When rumors of a Softbank takeover of T-Mobile first emerged, there were – as expected – mixed responses. T-Mobile is in its strongest position for years, and there are obviously concerns that the progress Magenta has made over the past 12 months could be negated by a takeover. On the other hand, Sprint is a “pile of spectrum” waiting to be used – according to Legere – and could prove useful to expanding the T-Mobile brand and philosophy further. Whatever the advantages or disadvantages there ar, there’s an ever-present stumbling block: Regulatory bodies.

Since the first day of rumors, we’ve all known that the U.S. government, FCC and whoever is involved could potentially stand in the way of any deal. It happened when AT&T tried to buy Deutsche Telekom’s controlling stake in Tmo back in 2011. It ended up costing the company a pile of cash and spectrum. The same could happen with Softbank’s attempt.

According to a recent report from WSJ (subscription required), Sprint and Softbank CEOs, Dan Hesse and Masayoshi Son, recently met with the Department of Justice to discuss their plans.

The conversation, which occurred in January, signals the seriousness of Mr. Son’s interest in a deal, but also underscores his highest hurdle.

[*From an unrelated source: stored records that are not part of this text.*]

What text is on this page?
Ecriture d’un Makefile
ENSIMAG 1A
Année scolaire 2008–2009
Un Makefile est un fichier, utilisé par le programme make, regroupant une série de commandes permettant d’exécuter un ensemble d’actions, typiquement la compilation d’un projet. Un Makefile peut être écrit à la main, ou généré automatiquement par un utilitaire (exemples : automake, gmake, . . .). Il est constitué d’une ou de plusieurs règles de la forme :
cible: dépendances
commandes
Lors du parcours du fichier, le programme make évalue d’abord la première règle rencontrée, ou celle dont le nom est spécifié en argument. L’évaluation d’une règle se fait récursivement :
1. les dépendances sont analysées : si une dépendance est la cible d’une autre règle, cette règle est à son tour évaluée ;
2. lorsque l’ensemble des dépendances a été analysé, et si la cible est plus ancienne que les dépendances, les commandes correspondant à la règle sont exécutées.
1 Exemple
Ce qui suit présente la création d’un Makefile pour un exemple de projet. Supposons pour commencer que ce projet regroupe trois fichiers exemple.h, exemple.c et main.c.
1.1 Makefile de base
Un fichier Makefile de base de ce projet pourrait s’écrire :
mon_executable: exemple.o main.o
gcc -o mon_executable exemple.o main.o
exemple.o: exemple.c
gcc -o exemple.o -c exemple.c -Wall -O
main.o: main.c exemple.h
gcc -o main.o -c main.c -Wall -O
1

U.S. antitrust authorities believe the current lineup of four national carriers is important to maintaining a competitive market, and department officials indicated at the meeting that a deal combining Sprint and T-Mobile could face regulatory difficulties, the people said

According to the report, Sprint/Softbank has lined up around $31 billion in potential cash to fund the deal, and is very keen on making it a reality. But as already mentioned, regulatory bodies are not sure it’s the best way forward, not for the US market.

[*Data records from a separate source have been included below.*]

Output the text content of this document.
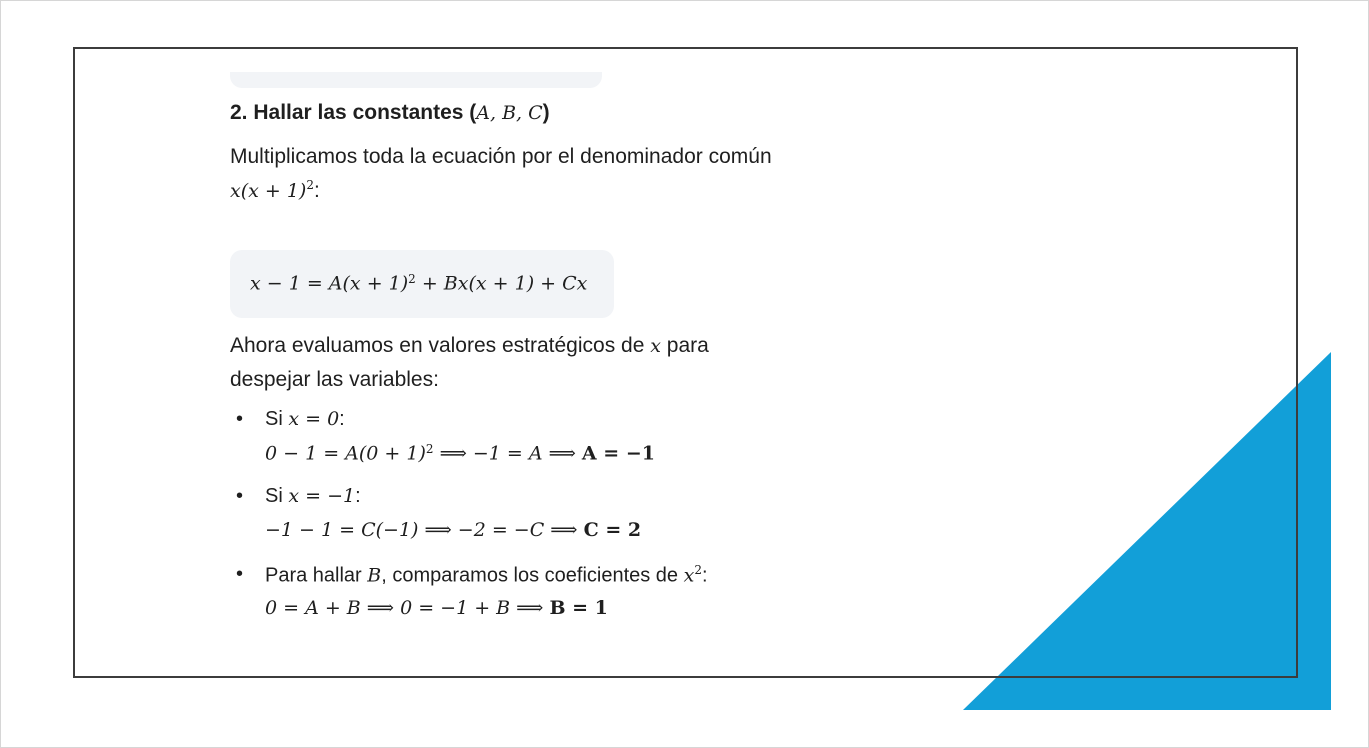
2. Hallar las constantes (A, B, C)
Multiplicamos toda la ecuación por el denominador común
$x(x + 1)^2$:
$x - 1 = A(x + 1)^2 + Bx(x + 1) + Cx$
Ahora evaluamos en valores estratégicos de x para
despejar las variables:
• Si x = 0:
$0 - 1 = A(0 + 1)^2$ ⟹ −1 = A ⟹ A = −1
• Si x = −1:
−1 − 1 = C(−1) ⟹ −2 = −C ⟹ C = 2
• Para hallar B, comparamos los coeficientes de $x^2$:
0 = A + B ⟹ 0 = −1 + B ⟹ B = 1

With the lack of any clear denial of a deal from T-Mobile’s execs, and the steady stream of reports regarding the ins and outs of a deal, it’s clearly moved past the stage of “no smoke without fire”. There is clear and real interest from Softbank to buy DT’s 67% share, and it’s doing all it can to ensure it’s in the position to do so. But, if the government is going to stand in its way, all the cash in the world won’t make the deal happen.